The approved budget, which includes $1.4 million for education and $132,623 for county expenses, will require a mill rate of $20.70 per $1,000 valuation. The current mill rate is $20.50 per $1,000 valuation.
The budget includes $14,500 for overlay, an amount Tax Assessor David Pearson called "pretty skimpy."
Pearson told the council Thursday that Maine law allows communities to have a maximum overlay of 5 percent of the budget. These funds are used to cover abatements, nonpayment of property taxes and for unforeseen circumstances. Typically, the town has had an overlay in the range of $20,000 to $30,000, he said.
Several factors entered into this year's budget, which was slashed by about $300,000 from the first draft, according to Town Manager Robert Simpson. He said the "slice of the town's pie gets smaller and smaller" as school costs increase. The real blow, however, came when the U.S. Census announced in March that the town had a decrease in population, which affects revenue sharing and state subsidy. The town property tax records indicate there are about 500 more residents than the U.S. Census counted, he said. The 1990 Census counted 4,419 people, but the 2000 Census totaled only 3,890. Simpson, who was not counted, said he had discussed these issues with U.S. Census officials but discovered that "there's no recourse on behalf of the community."
In an effort to reduce the budget, less funding was included for improvements to aging town buildings. Simpson said the town is basically faced with "infrastructure that's coming down around our ears."
Some last-minute "good news" helped reduce the amount of money the town would have to raise, according to Simpson. He said the town received a $14,000 law enforcement block grant that will be used to pay for overtime in the police department and the town received more in revenue sharing than anticipated.
In other business, the council approved the $30,000 purchase of two parcels at the corner of Main and Spring streets from brothers Paul Davis of Sangerville and Howard Davis of Dexter. The cost of the land was not included in the budget; rather, the purchase will be paid through proceeds from the sale of tax-acquired property.
Had the Town Council chosen not to purchase the land, the $30,000 could have been used to offset expenses in the budget, keeping the mill rate at $20.50 per $1,000 valuation and providing the town with an overlay of $20,000, according to Pearson.
The town has expended more than $23,000 over the years leasing the so-called Davis Block, but some council members thought that the continuation of the lease was not economically feasible. The town paid $1,200 for an independent appraisal, which determined that the fair market value of the property was $30,000, Simpson said.

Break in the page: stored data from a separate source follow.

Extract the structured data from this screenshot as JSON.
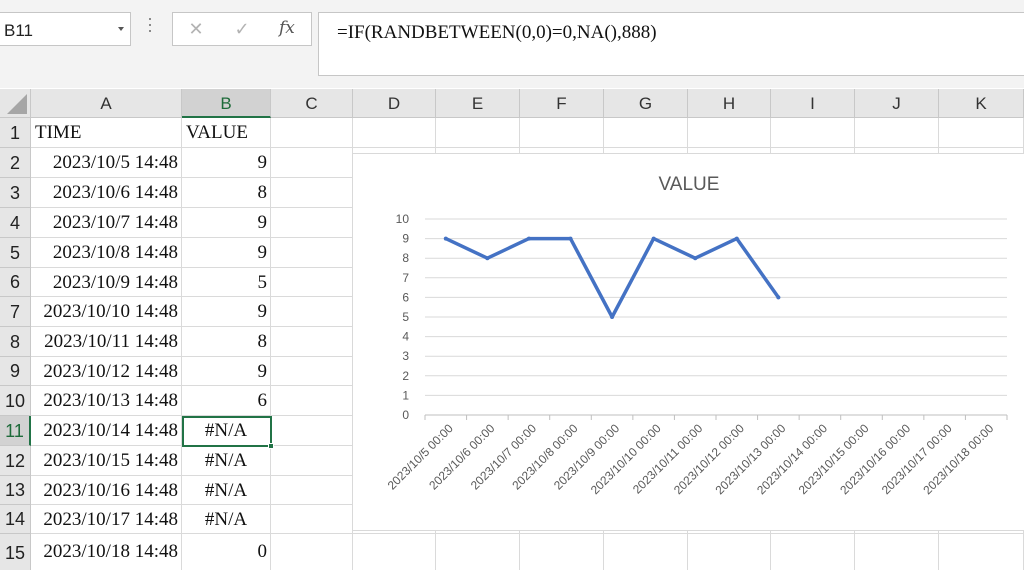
{
  "name_box": {
    "value": "B11"
  },
  "formula_bar": {
    "cancel_glyph": "✕",
    "enter_glyph": "✓",
    "fx_label": "fx",
    "formula": "=IF(RANDBETWEEN(0,0)=0,NA(),888)"
  },
  "columns": [
    "A",
    "B",
    "C",
    "D",
    "E",
    "F",
    "G",
    "H",
    "I",
    "J",
    "K"
  ],
  "selected_column": "B",
  "selected_row": "11",
  "rows": [
    {
      "num": "1",
      "a": "TIME",
      "b": "VALUE"
    },
    {
      "num": "2",
      "a": "2023/10/5 14:48",
      "b": "9"
    },
    {
      "num": "3",
      "a": "2023/10/6 14:48",
      "b": "8"
    },
    {
      "num": "4",
      "a": "2023/10/7 14:48",
      "b": "9"
    },
    {
      "num": "5",
      "a": "2023/10/8 14:48",
      "b": "9"
    },
    {
      "num": "6",
      "a": "2023/10/9 14:48",
      "b": "5"
    },
    {
      "num": "7",
      "a": "2023/10/10 14:48",
      "b": "9"
    },
    {
      "num": "8",
      "a": "2023/10/11 14:48",
      "b": "8"
    },
    {
      "num": "9",
      "a": "2023/10/12 14:48",
      "b": "9"
    },
    {
      "num": "10",
      "a": "2023/10/13 14:48",
      "b": "6"
    },
    {
      "num": "11",
      "a": "2023/10/14 14:48",
      "b": "#N/A"
    },
    {
      "num": "12",
      "a": "2023/10/15 14:48",
      "b": "#N/A"
    },
    {
      "num": "13",
      "a": "2023/10/16 14:48",
      "b": "#N/A"
    },
    {
      "num": "14",
      "a": "2023/10/17 14:48",
      "b": "#N/A"
    },
    {
      "num": "15",
      "a": "2023/10/18 14:48",
      "b": "0"
    }
  ],
  "chart_data": {
    "type": "line",
    "title": "VALUE",
    "xlabel": "",
    "ylabel": "",
    "ylim": [
      0,
      10
    ],
    "yticks": [
      0,
      1,
      2,
      3,
      4,
      5,
      6,
      7,
      8,
      9,
      10
    ],
    "grid": true,
    "legend": "none",
    "color": "#4472c4",
    "categories": [
      "2023/10/5 00:00",
      "2023/10/6 00:00",
      "2023/10/7 00:00",
      "2023/10/8 00:00",
      "2023/10/9 00:00",
      "2023/10/10 00:00",
      "2023/10/11 00:00",
      "2023/10/12 00:00",
      "2023/10/13 00:00",
      "2023/10/14 00:00",
      "2023/10/15 00:00",
      "2023/10/16 00:00",
      "2023/10/17 00:00",
      "2023/10/18 00:00"
    ],
    "series": [
      {
        "values": [
          9,
          8,
          9,
          9,
          5,
          9,
          8,
          9,
          6,
          null,
          null,
          null,
          null,
          null
        ]
      }
    ]
  }
}
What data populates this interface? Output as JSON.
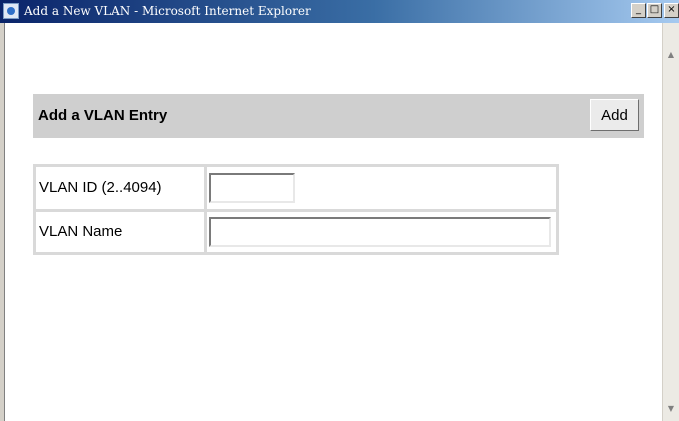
{
  "window": {
    "title": "Add a New VLAN - Microsoft Internet Explorer",
    "minimize_glyph": "_",
    "maximize_glyph": "□",
    "close_glyph": "×"
  },
  "scrollbar": {
    "up_glyph": "▲",
    "down_glyph": "▼"
  },
  "section": {
    "title": "Add a VLAN Entry",
    "add_label": "Add"
  },
  "form": {
    "fields": [
      {
        "label": "VLAN ID (2..4094)",
        "value": "",
        "placeholder": ""
      },
      {
        "label": "VLAN Name",
        "value": "",
        "placeholder": ""
      }
    ]
  },
  "colors": {
    "header_bar": "#cfcfcf",
    "title_bar_start": "#0a246a",
    "title_bar_end": "#a6caf0"
  },
  "icons": {
    "app": "internet-explorer-icon"
  }
}
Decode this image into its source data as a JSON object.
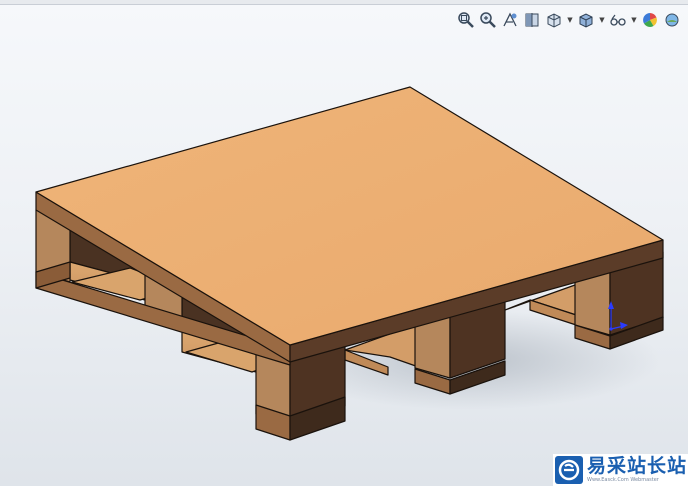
{
  "toolbar": {
    "icons": [
      "zoom-to-fit-icon",
      "zoom-to-area-icon",
      "previous-view-icon",
      "section-view-icon",
      "view-orientation-icon",
      "display-style-icon",
      "hide-show-items-icon",
      "edit-appearance-icon",
      "apply-scene-icon"
    ]
  },
  "model": {
    "name": "wooden-pallet",
    "colors": {
      "deck_top": "#ECAF73",
      "edge_front": "#9A6A43",
      "edge_right": "#5B3C28",
      "block_front": "#B5875C",
      "block_side": "#4E3322",
      "interior_dark": "#4A3222",
      "floor": "#D8A46E",
      "outline": "#1a120c"
    }
  },
  "triad": {
    "x_color": "#2a3cff",
    "y_color": "#2a3cff"
  },
  "watermark": {
    "title": "易采站长站",
    "subtitle": "Www.Easck.Com Webmaster",
    "logo_letter": "e"
  }
}
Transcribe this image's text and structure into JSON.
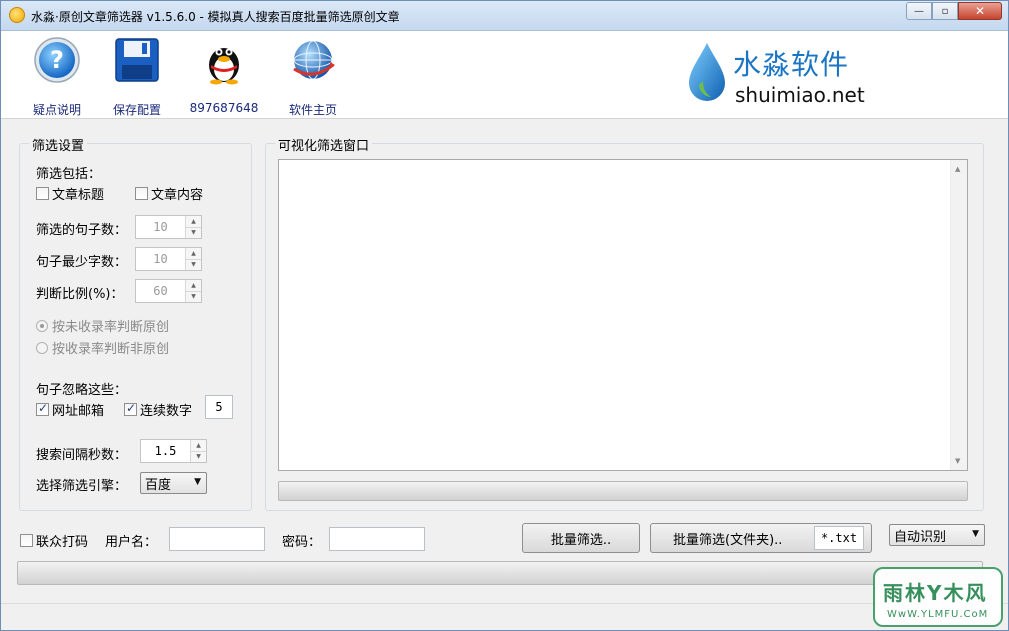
{
  "window": {
    "title": "水淼·原创文章筛选器 v1.5.6.0 - 模拟真人搜索百度批量筛选原创文章",
    "controls": {
      "minimize": "—",
      "maximize": "▫",
      "close": "✕"
    }
  },
  "toolbar": {
    "items": [
      {
        "label": "疑点说明",
        "icon": "help-icon"
      },
      {
        "label": "保存配置",
        "icon": "save-icon"
      },
      {
        "label": "897687648",
        "icon": "qq-icon"
      },
      {
        "label": "软件主页",
        "icon": "globe-icon"
      }
    ],
    "brand": {
      "name": "水淼软件",
      "url": "shuimiao.net"
    }
  },
  "filter_settings": {
    "title": "筛选设置",
    "include_label": "筛选包括：",
    "include_options": [
      {
        "label": "文章标题",
        "checked": false
      },
      {
        "label": "文章内容",
        "checked": false
      }
    ],
    "sentence_count": {
      "label": "筛选的句子数：",
      "value": "10"
    },
    "min_chars": {
      "label": "句子最少字数：",
      "value": "10"
    },
    "ratio": {
      "label": "判断比例(%)：",
      "value": "60"
    },
    "judge_modes": [
      {
        "label": "按未收录率判断原创",
        "selected": true
      },
      {
        "label": "按收录率判断非原创",
        "selected": false
      }
    ],
    "ignore_label": "句子忽略这些：",
    "ignore_options": [
      {
        "label": "网址邮箱",
        "checked": true
      },
      {
        "label": "连续数字",
        "checked": true
      }
    ],
    "digits_value": "5",
    "interval": {
      "label": "搜索间隔秒数：",
      "value": "1.5"
    },
    "engine": {
      "label": "选择筛选引擎：",
      "value": "百度"
    }
  },
  "visual_window": {
    "title": "可视化筛选窗口"
  },
  "bottom": {
    "captcha_label": "联众打码",
    "captcha_checked": false,
    "username_label": "用户名：",
    "username_value": "",
    "password_label": "密码：",
    "password_value": "",
    "batch_button": "批量筛选..",
    "batch_folder_button": "批量筛选(文件夹)..",
    "file_ext": "*.txt",
    "detect_mode": "自动识别"
  },
  "watermark": {
    "line1": "雨林Y木风",
    "line2": "WwW.YLMFU.CoM"
  },
  "colors": {
    "brand_blue": "#1a75c4",
    "watermark_green": "#37905c"
  }
}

One resident who attended the meeting said he couldn't justify the town paying $4.92 per square foot for the Davis lot when commercial property in town on average was selling for $1.53 per square foot.
Considerable discussion was held Thursday about Acadia Street. The council had enacted an emergency road weight limit restriction in May to prevent road damage after learning that Wayne Washburn planned to harvest timber at the end of the road. The emergency measure expires this month, but counselors decided to take no further action after Washburn assured them Thursday that he would not haul the logs over the street.
In a related matter, the town will remove a "not a through road" sign from Acadia Street because the council chose not to designate it as a permanent dead end street as requested in a citizen petition. Simpson, who lives on the street and who pushed for the designation, said he was concerned about liability issues, especially since Washburn has placed a rock barrier on the property he owns at the end of the road.